Theorem 1 Suppose that {|f|\leq 1} and that

\displaystyle \lim_{x\longrightarrow \infty}D(1,f,x)<\infty. \ \ \ \ \ (2)

Then

\displaystyle \sum_{n\leq x}f(n)\sim x\mathcal{P}(f,x),\ \textrm{as}\ x\longrightarrow \infty. \ \ \ \ \ (3)

Delange’s theorem gives a satisfactory answer in the case of multiplicative functions at a bounded distance from {1}, and we are left to ponder what happens when the limit in (2) is infinite. One would be tempted to think that in this case {\sum_{n\leq x}f(n)=o(x)}. However, we have an important counter-example. Let {\alpha\neq 0} be a fixed real number and consider the multiplicative function {f(n) = n^{i\alpha}}. By partial summation we find that

\displaystyle \sum_{n\leq x}f(n)\sim \frac{x^{i\alpha+1}}{i\alpha+1},\ \textrm{as}\ x\longrightarrow \infty.

The mean value at {x} has magnitude {1/|1+i\alpha|}, but whose argument varies with {x}. Moreover, it can be proved that {D(1,n^{i\alpha},\infty)=\infty}. The example {n^{i\alpha}} takes on complex values, and one might wonder if there is a real valued multiplicative function {f} taking values in {[-1,1]} for which (1) diverges, but for which the mean value does not tend to zero. A lovely theorem of Wirsing shows that this does not happen (see Chapter 3 Section 4 here, for further details and a proof).

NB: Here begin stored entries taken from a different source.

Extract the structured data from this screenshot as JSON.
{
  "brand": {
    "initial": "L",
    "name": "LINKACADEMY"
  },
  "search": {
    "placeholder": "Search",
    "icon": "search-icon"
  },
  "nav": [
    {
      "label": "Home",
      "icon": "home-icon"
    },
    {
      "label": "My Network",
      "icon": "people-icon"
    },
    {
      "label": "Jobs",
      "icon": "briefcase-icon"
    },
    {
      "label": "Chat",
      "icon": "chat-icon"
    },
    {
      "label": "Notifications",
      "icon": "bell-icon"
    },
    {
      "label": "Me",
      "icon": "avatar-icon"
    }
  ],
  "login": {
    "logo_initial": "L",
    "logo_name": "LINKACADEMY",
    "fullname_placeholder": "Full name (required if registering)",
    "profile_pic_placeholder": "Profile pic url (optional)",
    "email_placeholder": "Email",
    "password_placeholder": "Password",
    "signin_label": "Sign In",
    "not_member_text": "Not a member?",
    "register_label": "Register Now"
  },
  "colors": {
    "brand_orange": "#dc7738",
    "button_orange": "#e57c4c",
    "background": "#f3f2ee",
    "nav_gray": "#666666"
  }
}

Theorem 2 Let {f} be a real valued multiplicative function with {|f(n)|\leq 1} and suppose that

\displaystyle \lim_{x\longrightarrow \infty}D(1,f,x)=\infty. \ \ \ \ \ (4)

Then

\displaystyle \sum_{n\leq x}f(n)=o(x),\ \textrm{as}\ x\longrightarrow \infty. \ \ \ \ \ (5)

3. The problem of sieving multiplicative functions

A problem that frequently appears in Analytic Number Theory is to find information (upper/lower bounds, or even asymptotics) for the average of {f} restricted on integers without a prescribed list of prime factors in their prime factorization. The most well known example of this is when considering {f(n)\equiv 1}. In this situation we ask for information on

\displaystyle \sum_{\substack{n\leq x\\ (n,\mathcal{P})=1}}1=\#\{n\leq x: p|n \Rightarrow p\nmid \mathcal{P}\},

where {\mathcal{P}} is a fixed set of primes. The study of this quantity gave rise to Sieve Theory and the Fundamental Lemma of Sieve Theory consists in the following estimate (see Chapter 1 Section 3 here, for further details and a proof).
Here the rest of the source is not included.